UEFA’S belligerence in pressing ahead with its multiple host city plan for the tournament has added ambiguity to what was an already an ambiguous-ridden concept.

Travel restrictions, limited attendances, and the prospect of lateral flow tests defining spectacles have all culminated – however hard we try – with a Euros that very few of us can wholeheartedly embrace.

And yet, depending on which varying figure you believe, anything from 500 to 2000 Welsh fans will be in Azerbaijan for the games with Switzerland and Turkey.

Call it brave in light of the ever fluctuating governance to going abroad, call it foolhardy when you recall the country was subjected to missile attacks from Armenia in late 2020, but you can also call it loyal.

In fact, there is something peculiarly admirable about a band of Welsh football zealots defying multiple obstacles (and costs) to be foot soldiers at a notoriously unglamorous venue, and represent the remainder of us confined to watching at home.

Want to measure the depth of that commitment? Baku is 3,000 miles away. The nearest city of any size to the south is Tehran. To the east, it’s Ashgabat in Turkmeniistan.

This is the Euros, but it’s Europe’s borderlands with Asia and it’s hard enough to get there at the best of times.

 

In a global pandemic, when there are few flights, when the UK government is advising against travel, when insurance cover is void and you risk paying your own bills for any unforeseen mishaps, then it’s heroism draped in a dragon flag.

Should Wales progress to further destinations after their current one and then Rome in Italy, expect considerably more bank accounts to be emptied, too.

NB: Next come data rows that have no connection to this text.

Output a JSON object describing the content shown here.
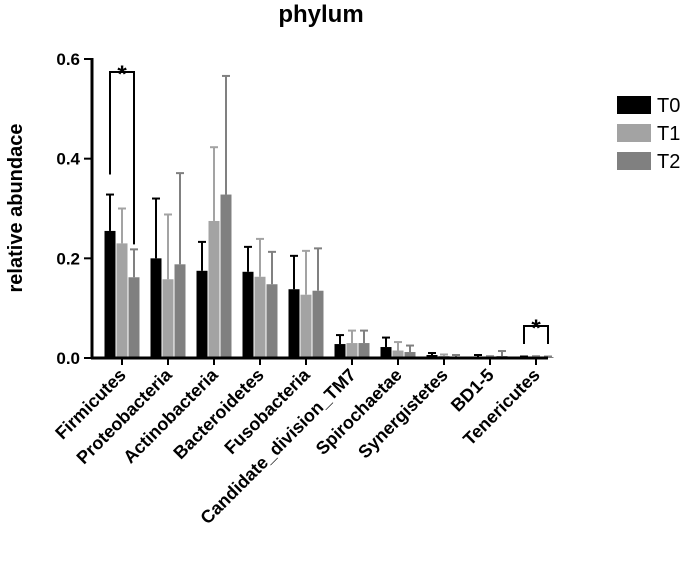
{
  "chart_data": {
    "type": "bar",
    "title": "phylum",
    "ylabel": "relative abundace",
    "xlabel": "",
    "ylim": [
      0,
      0.6
    ],
    "yticks": [
      "0.0",
      "0.2",
      "0.4",
      "0.6"
    ],
    "legend_position": "top-right",
    "categories": [
      "Firmicutes",
      "Proteobacteria",
      "Actinobacteria",
      "Bacteroidetes",
      "Fusobacteria",
      "Candidate_division_TM7",
      "Spirochaetae",
      "Synergistetes",
      "BD1-5",
      "Tenericutes"
    ],
    "series": [
      {
        "name": "T0",
        "color": "#000000",
        "values": [
          0.255,
          0.2,
          0.175,
          0.173,
          0.138,
          0.028,
          0.022,
          0.006,
          0.003,
          0.002
        ],
        "errors": [
          0.073,
          0.12,
          0.058,
          0.05,
          0.067,
          0.018,
          0.019,
          0.004,
          0.003,
          0.001
        ]
      },
      {
        "name": "T1",
        "color": "#a3a3a3",
        "values": [
          0.23,
          0.158,
          0.275,
          0.163,
          0.127,
          0.03,
          0.015,
          0.004,
          0.002,
          0.003
        ],
        "errors": [
          0.07,
          0.13,
          0.148,
          0.076,
          0.088,
          0.025,
          0.017,
          0.003,
          0.002,
          0.001
        ]
      },
      {
        "name": "T2",
        "color": "#808080",
        "values": [
          0.162,
          0.188,
          0.328,
          0.148,
          0.135,
          0.03,
          0.012,
          0.003,
          0.004,
          0.002
        ],
        "errors": [
          0.056,
          0.183,
          0.238,
          0.065,
          0.085,
          0.025,
          0.013,
          0.003,
          0.01,
          0.001
        ]
      }
    ],
    "annotations": [
      {
        "text": "*",
        "category_index": 0,
        "span": [
          "T0",
          "T2"
        ]
      },
      {
        "text": "*",
        "category_index": 9,
        "span": [
          "T0",
          "T2"
        ]
      }
    ]
  }
}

Indeed, the smatterings of red providing atmosphere at tournament games will if nothing else, stir players as well as those watching from afar.

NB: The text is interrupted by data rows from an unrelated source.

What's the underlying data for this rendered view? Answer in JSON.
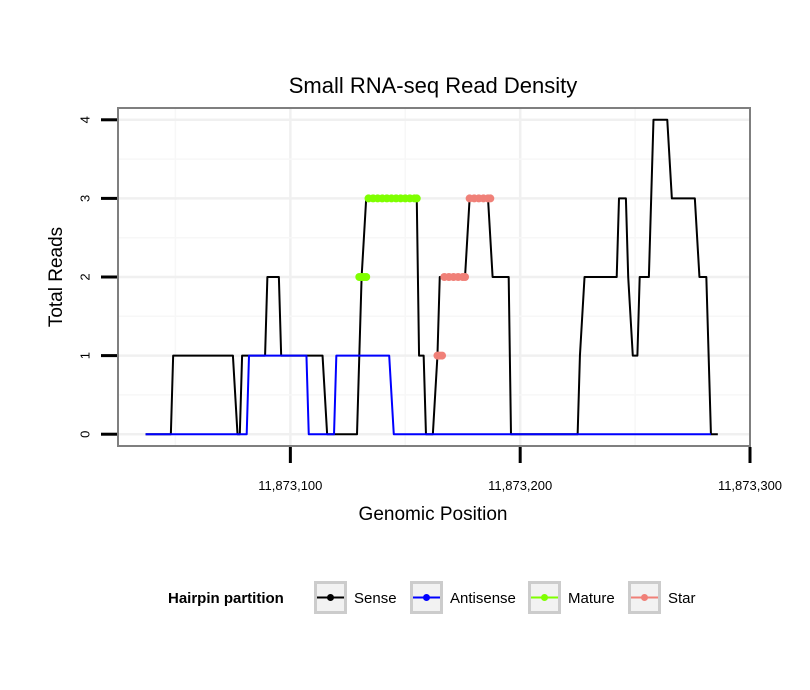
{
  "chart_data": {
    "type": "line",
    "title": "Small RNA-seq Read Density",
    "xlabel": "Genomic Position",
    "ylabel": "Total Reads",
    "xlim": [
      11873025,
      11873300
    ],
    "ylim": [
      -0.15,
      4.15
    ],
    "x_ticks": [
      {
        "value": 11873100,
        "label": "11,873,100"
      },
      {
        "value": 11873200,
        "label": "11,873,200"
      },
      {
        "value": 11873300,
        "label": "11,873,300"
      }
    ],
    "y_ticks": [
      {
        "value": 0,
        "label": "0"
      },
      {
        "value": 1,
        "label": "1"
      },
      {
        "value": 2,
        "label": "2"
      },
      {
        "value": 3,
        "label": "3"
      },
      {
        "value": 4,
        "label": "4"
      }
    ],
    "grid": true,
    "legend": {
      "title": "Hairpin partition",
      "placement": "bottom",
      "entries": [
        "Sense",
        "Antisense",
        "Mature",
        "Star"
      ]
    },
    "series": [
      {
        "name": "Sense",
        "color": "#000000",
        "points": [
          [
            11873037,
            0
          ],
          [
            11873048,
            0
          ],
          [
            11873049,
            1
          ],
          [
            11873075,
            1
          ],
          [
            11873077,
            0
          ],
          [
            11873078,
            0
          ],
          [
            11873079,
            1
          ],
          [
            11873089,
            1
          ],
          [
            11873090,
            2
          ],
          [
            11873095,
            2
          ],
          [
            11873096,
            1
          ],
          [
            11873114,
            1
          ],
          [
            11873116,
            0
          ],
          [
            11873129,
            0
          ],
          [
            11873131,
            2
          ],
          [
            11873133,
            3
          ],
          [
            11873155,
            3
          ],
          [
            11873156,
            1
          ],
          [
            11873158,
            1
          ],
          [
            11873159,
            0
          ],
          [
            11873162,
            0
          ],
          [
            11873164,
            1
          ],
          [
            11873165,
            2
          ],
          [
            11873176,
            2
          ],
          [
            11873178,
            3
          ],
          [
            11873186,
            3
          ],
          [
            11873188,
            2
          ],
          [
            11873195,
            2
          ],
          [
            11873196,
            0
          ],
          [
            11873225,
            0
          ],
          [
            11873226,
            1
          ],
          [
            11873228,
            2
          ],
          [
            11873242,
            2
          ],
          [
            11873243,
            3
          ],
          [
            11873246,
            3
          ],
          [
            11873247,
            2
          ],
          [
            11873249,
            1
          ],
          [
            11873251,
            1
          ],
          [
            11873252,
            2
          ],
          [
            11873256,
            2
          ],
          [
            11873258,
            4
          ],
          [
            11873264,
            4
          ],
          [
            11873266,
            3
          ],
          [
            11873276,
            3
          ],
          [
            11873278,
            2
          ],
          [
            11873281,
            2
          ],
          [
            11873283,
            0
          ],
          [
            11873286,
            0
          ]
        ]
      },
      {
        "name": "Antisense",
        "color": "#0000ff",
        "points": [
          [
            11873037,
            0
          ],
          [
            11873081,
            0
          ],
          [
            11873082,
            1
          ],
          [
            11873107,
            1
          ],
          [
            11873108,
            0
          ],
          [
            11873119,
            0
          ],
          [
            11873120,
            1
          ],
          [
            11873143,
            1
          ],
          [
            11873145,
            0
          ],
          [
            11873283,
            0
          ]
        ]
      },
      {
        "name": "Mature",
        "color": "#7fff00",
        "points": [
          [
            11873130,
            2
          ],
          [
            11873131,
            2
          ],
          [
            11873132,
            2
          ],
          [
            11873133,
            2
          ],
          [
            11873134,
            3
          ],
          [
            11873136,
            3
          ],
          [
            11873138,
            3
          ],
          [
            11873140,
            3
          ],
          [
            11873142,
            3
          ],
          [
            11873144,
            3
          ],
          [
            11873146,
            3
          ],
          [
            11873148,
            3
          ],
          [
            11873150,
            3
          ],
          [
            11873152,
            3
          ],
          [
            11873154,
            3
          ],
          [
            11873155,
            3
          ]
        ]
      },
      {
        "name": "Star",
        "color": "#f08078",
        "points": [
          [
            11873164,
            1
          ],
          [
            11873165,
            1
          ],
          [
            11873166,
            1
          ],
          [
            11873167,
            2
          ],
          [
            11873169,
            2
          ],
          [
            11873171,
            2
          ],
          [
            11873173,
            2
          ],
          [
            11873175,
            2
          ],
          [
            11873176,
            2
          ],
          [
            11873178,
            3
          ],
          [
            11873180,
            3
          ],
          [
            11873182,
            3
          ],
          [
            11873184,
            3
          ],
          [
            11873186,
            3
          ],
          [
            11873187,
            3
          ]
        ]
      }
    ]
  }
}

Football’s first steps towards bidding farewell to soulless, empty stadium plagued occasions, has come just in time for a nation that arguably benefitted from vocal backing more than any other five years ago in France.

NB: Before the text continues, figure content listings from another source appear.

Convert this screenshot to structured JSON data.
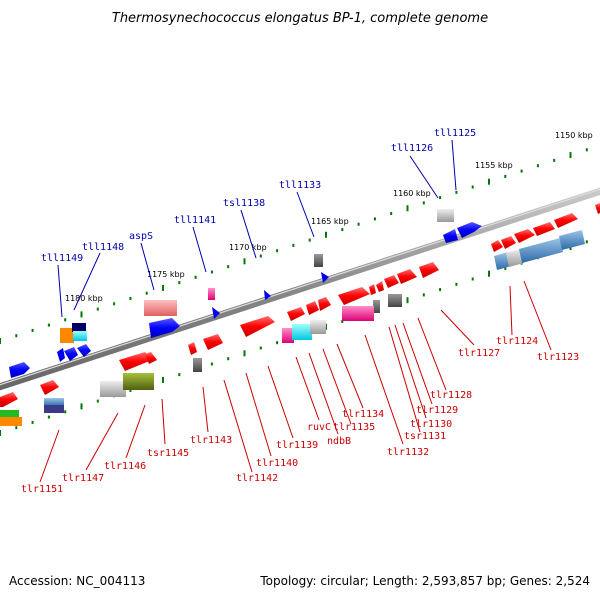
{
  "title": "Thermosynechococcus elongatus BP-1, complete genome",
  "footer": {
    "accession": "Accession: NC_004113",
    "topology": "Topology: circular; Length: 2,593,857 bp; Genes: 2,524"
  },
  "scale_labels": [
    "1150 kbp",
    "1155 kbp",
    "1160 kbp",
    "1165 kbp",
    "1170 kbp",
    "1175 kbp",
    "1180 kbp"
  ],
  "upper_gene_labels": [
    "tll1125",
    "tll1126",
    "tll1133",
    "tsl1138",
    "tll1141",
    "aspS",
    "tll1148",
    "tll1149"
  ],
  "lower_gene_labels": [
    "tlr1123",
    "tlr1124",
    "tlr1127",
    "tlr1128",
    "tlr1129",
    "tlr1130",
    "tsr1131",
    "tlr1132",
    "tlr1134",
    "tlr1135",
    "ruvC",
    "ndbB",
    "tlr1139",
    "tlr1140",
    "tlr1142",
    "tlr1143",
    "tsr1145",
    "tlr1146",
    "tlr1147",
    "tlr1151"
  ],
  "colors": {
    "forward_strand": "#ff0000",
    "reverse_strand": "#0000ff",
    "axis": "#999999",
    "tick": "#007700",
    "upper_label": "#0000aa",
    "lower_label": "#cc0000"
  }
}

And here belies an irony. To repeat the final four position of last time around would be considered seismic, and yet, Page arguably goes in with a squad that boasts more depth and quality than Coleman had at his disposal.

Fitness concerns to key men like Aaron Ramsey and Joe Allen linger in the background, but a line-up which may yet confine the likes of Connor Roberts, David Brooks, Harry Wilson, and Kieffer Moore to being substitutes is one that justifies genuine expectations.

It’s the partial presence of the odd brick from the Red Wall that the manager will now hope can add an extra dimension.

We’re about to find out.

 

The strangest of build-ups will now subside for the most complex of tournaments.

It’s one which won’t get the sold out venues, seas of colour, and influx of fans from around the continent it merits.

Even the adopted Welsh anthem of ‘don’t take me home’, one which reverberated from Bordeaux to Lyon via Lens, Toulouse, Paris, and Lille, may seem a little contradictory this time around.

Don’t put me in quarantine, more like.

And yet, irrespective of drawbacks, the past year has taught us that football is a sport with an ability to captivate regardless of circumstances.

Come 2pm on Saturday, Welsh fans will feel butterflies – whether within the Baku Olympic Stadium or 3,000 miles away back home.

 

Should Wales progress past the group stage then the outpouring of goodwill, emotion, and excitement will follow suit. Any manner of agonising exit possibilities will cut deep.

And maybe therein lies the beauty of the game.

Even when everything has changed, some things never change.

Don’t take me home. Even when I’m already there.